[Report] Le café de la danse complet pour accueillir l’éblouissant Tamino

[Report] Le café de la danse complet pour accueillir l’éblouissant Tamino

Le café de la danse accueillait Tamino, le talentueux chanteur belge qui venait présenter Amir, son premier album. Un concert complet, intense et dont on se souviendra longtemps.

Retrouvez notre chronique de son premier album : Amir

Souriant et mystérieux Tamino est l’archétype du brun ténébreux au charisme irrésistible. Non, pas de fan girling de bas étage ici, mais un simple constat qui se renforce à chaque fois que nous le retrouvons sur scène.

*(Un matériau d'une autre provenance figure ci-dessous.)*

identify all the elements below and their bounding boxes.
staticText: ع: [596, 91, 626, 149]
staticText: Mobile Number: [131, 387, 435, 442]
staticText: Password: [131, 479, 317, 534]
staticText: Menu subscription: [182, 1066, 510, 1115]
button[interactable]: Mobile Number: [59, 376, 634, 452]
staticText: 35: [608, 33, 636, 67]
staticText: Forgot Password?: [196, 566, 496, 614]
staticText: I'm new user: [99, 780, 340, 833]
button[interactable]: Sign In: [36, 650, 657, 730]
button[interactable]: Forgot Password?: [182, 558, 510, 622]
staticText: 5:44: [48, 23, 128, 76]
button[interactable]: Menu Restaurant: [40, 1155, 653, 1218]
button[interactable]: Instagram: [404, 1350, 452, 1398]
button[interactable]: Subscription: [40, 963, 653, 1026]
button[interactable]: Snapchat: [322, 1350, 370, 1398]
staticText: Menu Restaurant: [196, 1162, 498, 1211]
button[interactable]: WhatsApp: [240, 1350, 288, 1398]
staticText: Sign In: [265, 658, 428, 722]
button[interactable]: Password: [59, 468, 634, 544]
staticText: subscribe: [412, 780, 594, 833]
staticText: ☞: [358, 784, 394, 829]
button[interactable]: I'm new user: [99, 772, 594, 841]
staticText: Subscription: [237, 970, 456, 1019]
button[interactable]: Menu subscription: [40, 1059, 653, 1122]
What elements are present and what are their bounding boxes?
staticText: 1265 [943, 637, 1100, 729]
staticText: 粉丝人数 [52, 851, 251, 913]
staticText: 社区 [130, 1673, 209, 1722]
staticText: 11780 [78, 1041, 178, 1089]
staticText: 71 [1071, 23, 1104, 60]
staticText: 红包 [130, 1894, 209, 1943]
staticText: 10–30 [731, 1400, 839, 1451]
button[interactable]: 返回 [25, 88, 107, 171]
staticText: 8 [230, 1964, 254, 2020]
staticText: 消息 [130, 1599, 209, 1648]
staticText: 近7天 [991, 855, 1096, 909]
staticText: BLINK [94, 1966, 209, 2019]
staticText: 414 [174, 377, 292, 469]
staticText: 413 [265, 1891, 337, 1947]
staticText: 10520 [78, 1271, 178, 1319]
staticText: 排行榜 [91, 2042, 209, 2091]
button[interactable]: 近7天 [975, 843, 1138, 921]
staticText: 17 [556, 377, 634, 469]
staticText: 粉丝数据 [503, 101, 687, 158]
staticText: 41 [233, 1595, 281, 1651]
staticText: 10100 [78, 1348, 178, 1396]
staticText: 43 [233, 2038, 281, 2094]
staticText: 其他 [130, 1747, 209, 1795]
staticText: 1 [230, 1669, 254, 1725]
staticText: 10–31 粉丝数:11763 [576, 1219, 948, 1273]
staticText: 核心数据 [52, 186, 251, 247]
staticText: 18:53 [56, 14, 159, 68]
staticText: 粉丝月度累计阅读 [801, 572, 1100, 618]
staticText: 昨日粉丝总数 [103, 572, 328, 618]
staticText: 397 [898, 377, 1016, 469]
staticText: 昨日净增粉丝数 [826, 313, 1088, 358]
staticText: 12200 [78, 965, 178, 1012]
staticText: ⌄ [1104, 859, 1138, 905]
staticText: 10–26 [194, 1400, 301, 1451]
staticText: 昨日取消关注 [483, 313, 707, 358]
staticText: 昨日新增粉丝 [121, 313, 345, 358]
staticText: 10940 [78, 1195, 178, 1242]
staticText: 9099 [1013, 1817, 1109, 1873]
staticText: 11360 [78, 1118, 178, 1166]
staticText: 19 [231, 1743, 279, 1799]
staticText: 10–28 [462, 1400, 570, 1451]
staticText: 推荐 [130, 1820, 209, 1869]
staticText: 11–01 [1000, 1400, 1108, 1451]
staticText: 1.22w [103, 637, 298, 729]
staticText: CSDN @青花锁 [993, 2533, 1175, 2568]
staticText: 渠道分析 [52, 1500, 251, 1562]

Report du concert de Tamino à la Maroquinerie

Il entre, accompagné par ces deux musiciens, claviers et percussion. En introduction, Tamino a choisi de chanter Persephone. Choix judicieux, qui pose le décor et donne le ton : c’est parti pour une setlist qui va se confirmer subtile et bien élaborée, variant les rythmes, jouant sur les émotions… Une vraie montagne russe.

Alors qu’il interprète Sun May Shine, on le devine dans sa bulle, déjà absorbé par sa propre musique. Très troublé par l’attention qu’on lui porte, il prononce un timide « Bonsoir… », suivi d’un hésitant « C’est chouette » qui nous fait sourire et d’un « Merci » avant de poursuivre avec Cigar. On sent qu’il aimerait communiquer mais ne se sent pas à l’aise, cherche ses mots en français puis renonce, préférant replonger dans la musique, sa meilleure façon de communiquer. Et quel talent ! Il nous captive comme à chaque fois !

Rythme orientaux et chant qui s’élève comme une complainte, Each Time résonne dans le café de la danse, nous entraînant dans une rêverie vaporeuse. Un vrai frisson lorsque sa voix devient plus torturée. Gros coup de cœur pour ce titre qu’on attendait en live. Une surprise avec le morceau suivant : Reverse qui figure sur son Ep Tamino, mais reste le moins connu de ses titres.

Tamino profite d’un silence entre des tonnerres d’applaudissements qui l’intimide. « Vous êtes beaucoup… Merci. C’est fantastique d’être ici« . Il vient de réaliser que la salle est comble. En effet, il n’y a plus un seul espace de libre et le public a rempli chaque interstice du Café de la Danse. On sent qu’il fait un effort pour ne pas parler anglais et éprouve avec courage son français.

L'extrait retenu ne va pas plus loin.